While physical inspections are essential, they are conducted every 3 years for high-risk facilities: it can be as long as every 8 years for others. This is too infrequent to spot problems with food before consumers are harmed.

Most agencies, including FDA’s drugs program and EPA, also have the authority to require that the regulated community provide compliance information without a physical inspection. However, FDA has concluded that it lacks those authorities for food. Therefore, a food inspector must physically visit a facility to review compliance programs and testing results. The pandemic has made the problems with this shortcoming abundantly clear, prompting FDA to ask Congress for specific authority earlier this year. We support this request.

Just as we rely on EPA to test for air and water quality, we know that having FDA testing foods in the marketplace and monitoring for disease outbreaks is critical. But FDA requires very little regular reporting—leaving the agency to react to rather than prevent problems. For substances like lead and arsenic—where the harm can be subtle and may take years to manifest—it has serious limitations.
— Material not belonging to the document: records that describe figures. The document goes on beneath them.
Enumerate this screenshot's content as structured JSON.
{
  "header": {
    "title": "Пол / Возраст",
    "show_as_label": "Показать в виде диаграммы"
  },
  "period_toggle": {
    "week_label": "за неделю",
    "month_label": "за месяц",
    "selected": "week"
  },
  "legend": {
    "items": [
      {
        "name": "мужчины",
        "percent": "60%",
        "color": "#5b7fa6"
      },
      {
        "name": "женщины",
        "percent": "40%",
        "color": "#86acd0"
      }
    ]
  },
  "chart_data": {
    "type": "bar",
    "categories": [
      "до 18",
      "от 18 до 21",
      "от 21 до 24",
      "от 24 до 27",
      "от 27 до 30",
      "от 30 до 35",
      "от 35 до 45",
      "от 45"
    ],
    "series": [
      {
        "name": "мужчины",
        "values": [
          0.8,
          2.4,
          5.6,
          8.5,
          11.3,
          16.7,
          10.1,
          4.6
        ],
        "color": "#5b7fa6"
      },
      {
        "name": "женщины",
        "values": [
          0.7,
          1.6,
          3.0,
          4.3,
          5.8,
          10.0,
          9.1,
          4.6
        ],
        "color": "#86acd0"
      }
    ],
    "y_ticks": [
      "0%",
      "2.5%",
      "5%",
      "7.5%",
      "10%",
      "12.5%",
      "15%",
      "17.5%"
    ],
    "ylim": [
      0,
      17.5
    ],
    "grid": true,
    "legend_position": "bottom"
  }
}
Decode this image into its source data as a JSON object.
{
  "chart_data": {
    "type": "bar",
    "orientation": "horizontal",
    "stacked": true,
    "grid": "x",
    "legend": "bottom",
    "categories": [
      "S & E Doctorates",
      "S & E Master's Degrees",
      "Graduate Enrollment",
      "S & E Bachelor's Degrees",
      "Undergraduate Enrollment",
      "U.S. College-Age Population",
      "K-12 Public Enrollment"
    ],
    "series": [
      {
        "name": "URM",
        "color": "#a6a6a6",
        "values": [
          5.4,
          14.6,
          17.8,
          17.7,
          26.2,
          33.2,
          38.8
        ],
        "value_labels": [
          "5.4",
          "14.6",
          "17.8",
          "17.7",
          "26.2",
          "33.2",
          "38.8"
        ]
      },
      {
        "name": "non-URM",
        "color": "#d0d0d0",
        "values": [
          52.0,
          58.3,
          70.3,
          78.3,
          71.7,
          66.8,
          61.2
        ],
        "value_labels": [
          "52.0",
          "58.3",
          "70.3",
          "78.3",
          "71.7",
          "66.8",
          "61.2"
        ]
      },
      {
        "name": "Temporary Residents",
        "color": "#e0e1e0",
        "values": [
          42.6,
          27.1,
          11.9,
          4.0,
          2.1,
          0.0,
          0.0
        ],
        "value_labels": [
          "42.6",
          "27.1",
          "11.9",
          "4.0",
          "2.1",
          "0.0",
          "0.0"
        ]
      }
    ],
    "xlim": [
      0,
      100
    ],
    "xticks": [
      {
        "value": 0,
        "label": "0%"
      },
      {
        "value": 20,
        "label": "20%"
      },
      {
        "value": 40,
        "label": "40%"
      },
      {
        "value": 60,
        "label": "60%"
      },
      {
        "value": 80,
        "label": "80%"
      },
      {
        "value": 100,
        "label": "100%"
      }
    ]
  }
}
Requiring more timely reporting would be best. However, another mechanism to strengthen compliance with action levels could be FDA’s new Laboratory Accreditation for Analysis of Foods (LAAF) program. The December 2021 rules establishing that program provide a means for FDA to ensure laboratories are conducting food testing and analyzing samples properly. It also requires companies to submit their food testing results and supporting information to FDA.
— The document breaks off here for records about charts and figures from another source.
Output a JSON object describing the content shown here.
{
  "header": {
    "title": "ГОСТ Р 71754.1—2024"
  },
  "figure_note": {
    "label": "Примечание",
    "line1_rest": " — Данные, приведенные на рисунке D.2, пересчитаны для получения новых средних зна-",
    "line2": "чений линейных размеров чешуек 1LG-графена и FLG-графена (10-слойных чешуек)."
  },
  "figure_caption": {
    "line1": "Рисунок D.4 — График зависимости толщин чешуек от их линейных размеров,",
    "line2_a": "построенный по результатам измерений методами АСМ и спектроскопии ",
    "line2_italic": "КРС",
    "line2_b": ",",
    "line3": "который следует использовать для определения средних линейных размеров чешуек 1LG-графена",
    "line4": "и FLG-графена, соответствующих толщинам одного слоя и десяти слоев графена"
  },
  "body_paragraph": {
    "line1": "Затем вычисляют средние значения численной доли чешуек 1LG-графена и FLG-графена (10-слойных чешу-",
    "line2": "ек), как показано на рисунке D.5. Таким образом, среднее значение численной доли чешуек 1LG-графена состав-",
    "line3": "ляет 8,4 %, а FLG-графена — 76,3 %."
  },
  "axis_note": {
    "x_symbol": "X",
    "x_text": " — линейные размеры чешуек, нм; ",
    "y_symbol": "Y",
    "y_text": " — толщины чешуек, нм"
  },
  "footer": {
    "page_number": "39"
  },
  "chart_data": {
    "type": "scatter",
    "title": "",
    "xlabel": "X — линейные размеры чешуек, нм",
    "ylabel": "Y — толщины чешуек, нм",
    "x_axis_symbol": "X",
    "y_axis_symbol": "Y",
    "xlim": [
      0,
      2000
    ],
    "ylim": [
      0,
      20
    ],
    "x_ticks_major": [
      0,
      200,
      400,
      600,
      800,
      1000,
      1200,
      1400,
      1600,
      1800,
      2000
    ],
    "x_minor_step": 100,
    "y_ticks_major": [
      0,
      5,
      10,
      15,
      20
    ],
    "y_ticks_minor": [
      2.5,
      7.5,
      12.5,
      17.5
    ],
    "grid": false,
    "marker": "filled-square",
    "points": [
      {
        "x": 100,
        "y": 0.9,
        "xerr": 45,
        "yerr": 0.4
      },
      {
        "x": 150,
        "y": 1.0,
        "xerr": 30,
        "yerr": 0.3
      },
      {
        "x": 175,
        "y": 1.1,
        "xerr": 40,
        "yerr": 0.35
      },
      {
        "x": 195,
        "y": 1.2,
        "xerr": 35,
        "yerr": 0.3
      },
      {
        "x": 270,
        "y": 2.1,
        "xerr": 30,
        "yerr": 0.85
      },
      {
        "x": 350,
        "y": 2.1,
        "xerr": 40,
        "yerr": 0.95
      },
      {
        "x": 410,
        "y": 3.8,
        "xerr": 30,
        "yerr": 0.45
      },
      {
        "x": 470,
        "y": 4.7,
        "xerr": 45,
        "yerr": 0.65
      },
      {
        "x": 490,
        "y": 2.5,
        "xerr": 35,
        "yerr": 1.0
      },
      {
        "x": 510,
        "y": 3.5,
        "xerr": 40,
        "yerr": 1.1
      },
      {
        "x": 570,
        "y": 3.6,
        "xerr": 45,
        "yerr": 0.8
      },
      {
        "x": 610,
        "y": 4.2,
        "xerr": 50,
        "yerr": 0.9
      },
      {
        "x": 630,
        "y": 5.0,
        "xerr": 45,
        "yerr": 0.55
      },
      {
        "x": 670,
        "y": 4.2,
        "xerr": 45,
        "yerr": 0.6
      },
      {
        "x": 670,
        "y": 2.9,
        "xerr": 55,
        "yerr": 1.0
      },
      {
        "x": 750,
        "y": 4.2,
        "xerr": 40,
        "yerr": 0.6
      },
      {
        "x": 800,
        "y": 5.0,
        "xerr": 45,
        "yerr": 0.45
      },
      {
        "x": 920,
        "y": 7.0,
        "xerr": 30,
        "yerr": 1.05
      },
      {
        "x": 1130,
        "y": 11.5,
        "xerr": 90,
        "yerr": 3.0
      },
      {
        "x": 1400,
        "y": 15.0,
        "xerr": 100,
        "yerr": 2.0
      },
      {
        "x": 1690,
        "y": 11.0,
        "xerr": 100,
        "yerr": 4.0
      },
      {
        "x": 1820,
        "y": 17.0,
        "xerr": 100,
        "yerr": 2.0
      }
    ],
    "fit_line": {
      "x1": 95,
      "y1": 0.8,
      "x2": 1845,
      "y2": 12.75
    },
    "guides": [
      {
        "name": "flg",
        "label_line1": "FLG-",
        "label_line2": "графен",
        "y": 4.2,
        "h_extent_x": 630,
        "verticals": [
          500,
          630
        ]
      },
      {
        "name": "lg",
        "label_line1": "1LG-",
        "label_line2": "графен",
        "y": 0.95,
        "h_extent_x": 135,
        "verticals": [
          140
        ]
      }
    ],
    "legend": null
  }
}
But there is yet another drawback: Companies are only required to use the labs in the program in certain circumstances, such as when there is an import alert or a regulatory limit. And there is no option for voluntary reporting of test results.

Strong action levels drive research and testing to ensure compliance

Action levels should prompt industry to conduct testing. But if the limits affect only a small percentage of the market – as is the case for FDA’s proposal for lowering lead levels in juice – companies have little incentive to invest in driving continuous improvement.
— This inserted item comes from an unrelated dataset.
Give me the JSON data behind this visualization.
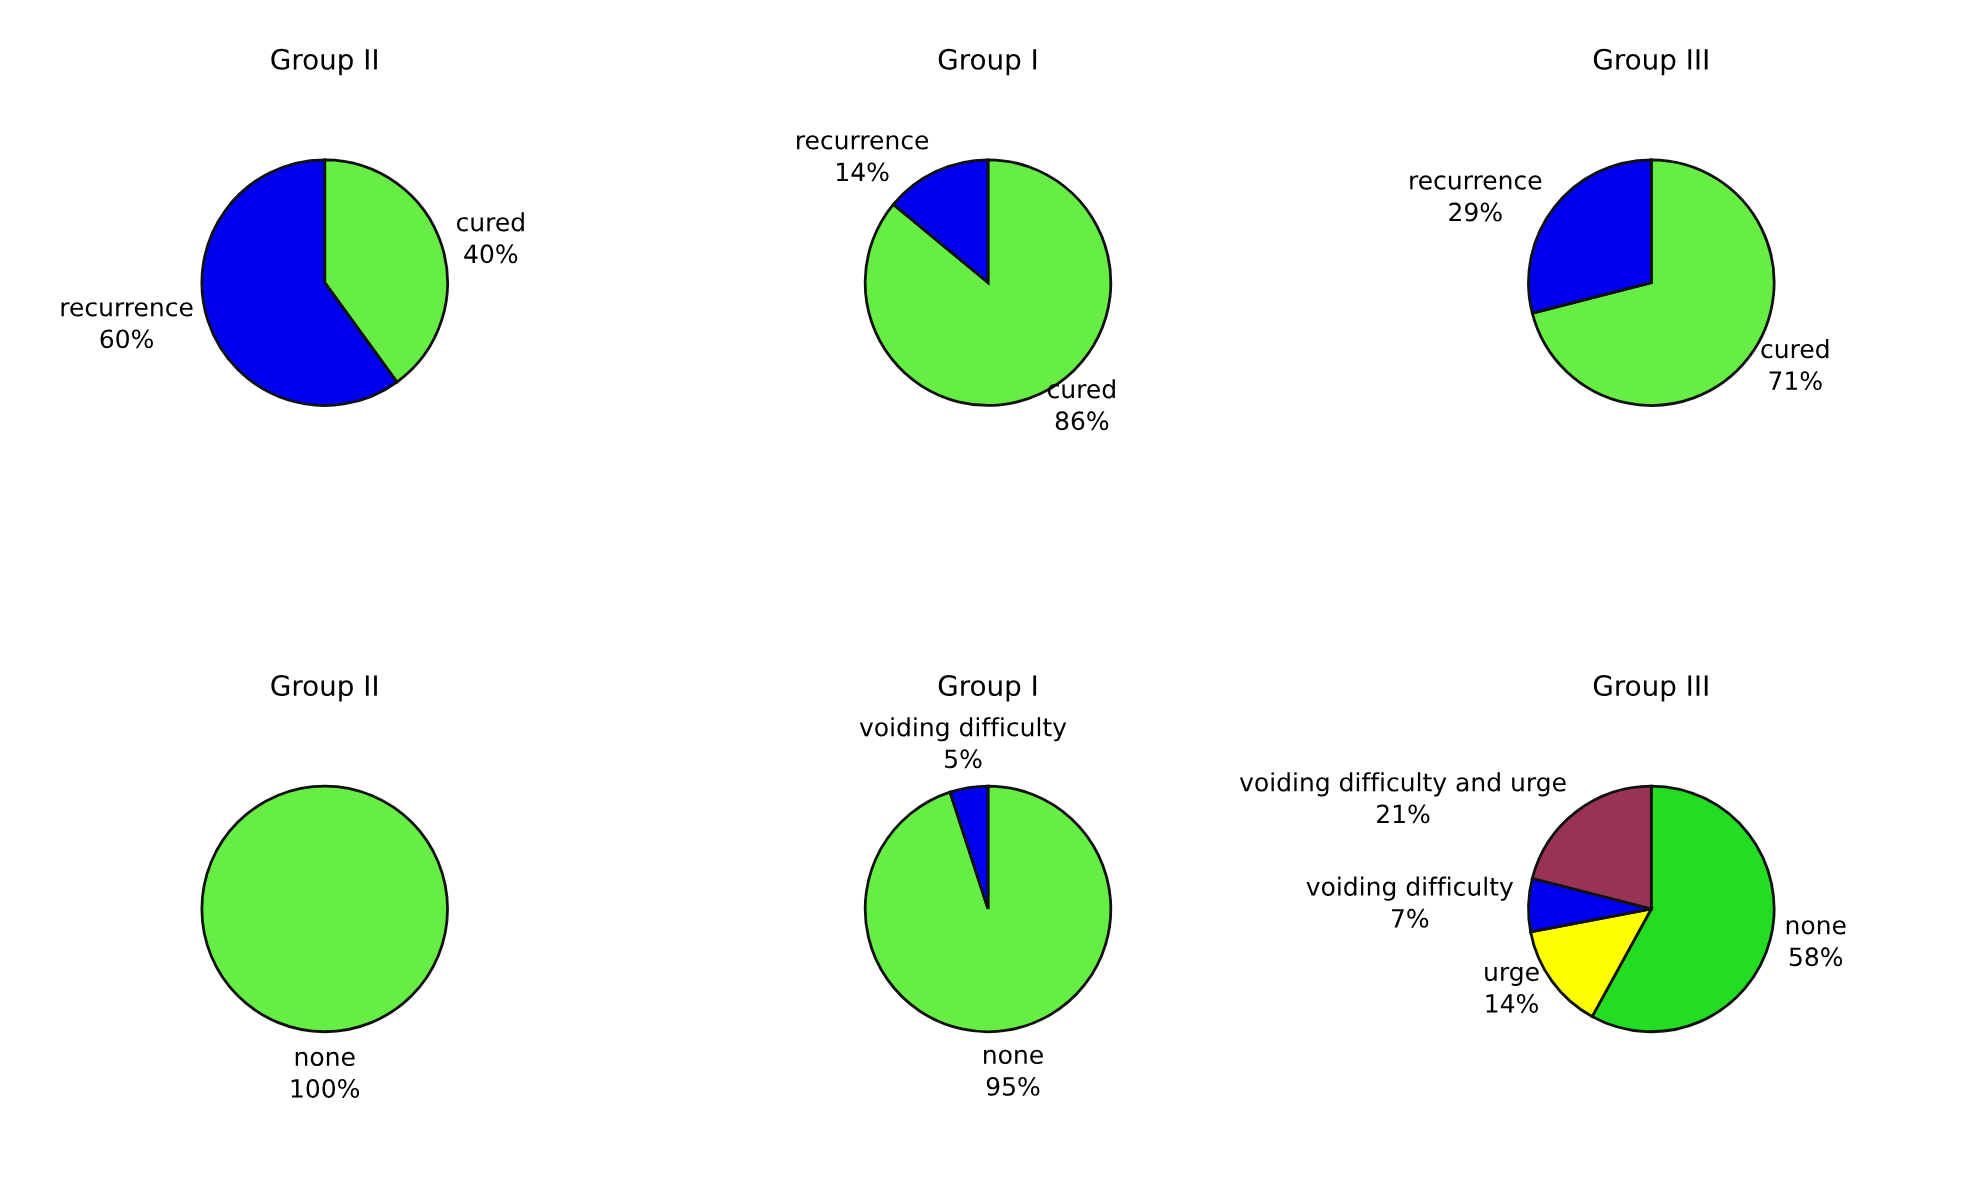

By contrast, strong action levels will drive companies and federal agencies like USDA’s Agricultural Research Service to make investments in research to identify best practices and to manage their supplies more tightly. An excellent example is FDA’s 2016 proposed inorganic arsenic limits for infant rice cereal. When the agency proposed the limits, it said 53% of the products sampled from retail stores in 2014 exceeded the limit. Four years later, less than 24% exceeded the limit – still too much, but significant progress.

The proposed limits also drove research investments by food companies, growers, and USDA to understand best practices to grow, harvest, process, and prepare rice to reduce inorganic arsenic.

Despite sustained attention on this issue, we have yet to see this result for other crops. In August 2022, a consortium of universities led by Purdue requested $8 million from USDA to research best practices to reduce lead, arsenic, and cadmium in carrots, sweet potatoes, squash, and leafy greens. The project just missed the funding cut because 25% of grant reviewers scored the issue as a low priority—despite public announcements by both FDA and USDA that toxic element contamination of children’s food is a high priority.

Even with strong limits, continuous improvement will require FDA to have a stronger mechanism to drive research and testing. It should consider the option of using guidance to establish current action levels—as well as future targets—to help industry prepare. For example, a certain percentage reduction in the action level every several years that could be adjusted based on compliance information as the deadline approaches.

Conclusion

For FDA’s Closer to Zero program to drive continuous improvement, the agency needs stable funding from Congress. It also needs more robust mechanisms to ensure compliance, including the authority to secure relevant information without a physical inspection. And finally, it must set more protective action levels and clearly signal to the public and to industry that the agency is likely to tighten action levels in coming years.

[1] See page 33 of 98 in the PDF.

[2] See page 117 and 125. The $7 million is part of the $8.5 million for Maternal and Infant Health.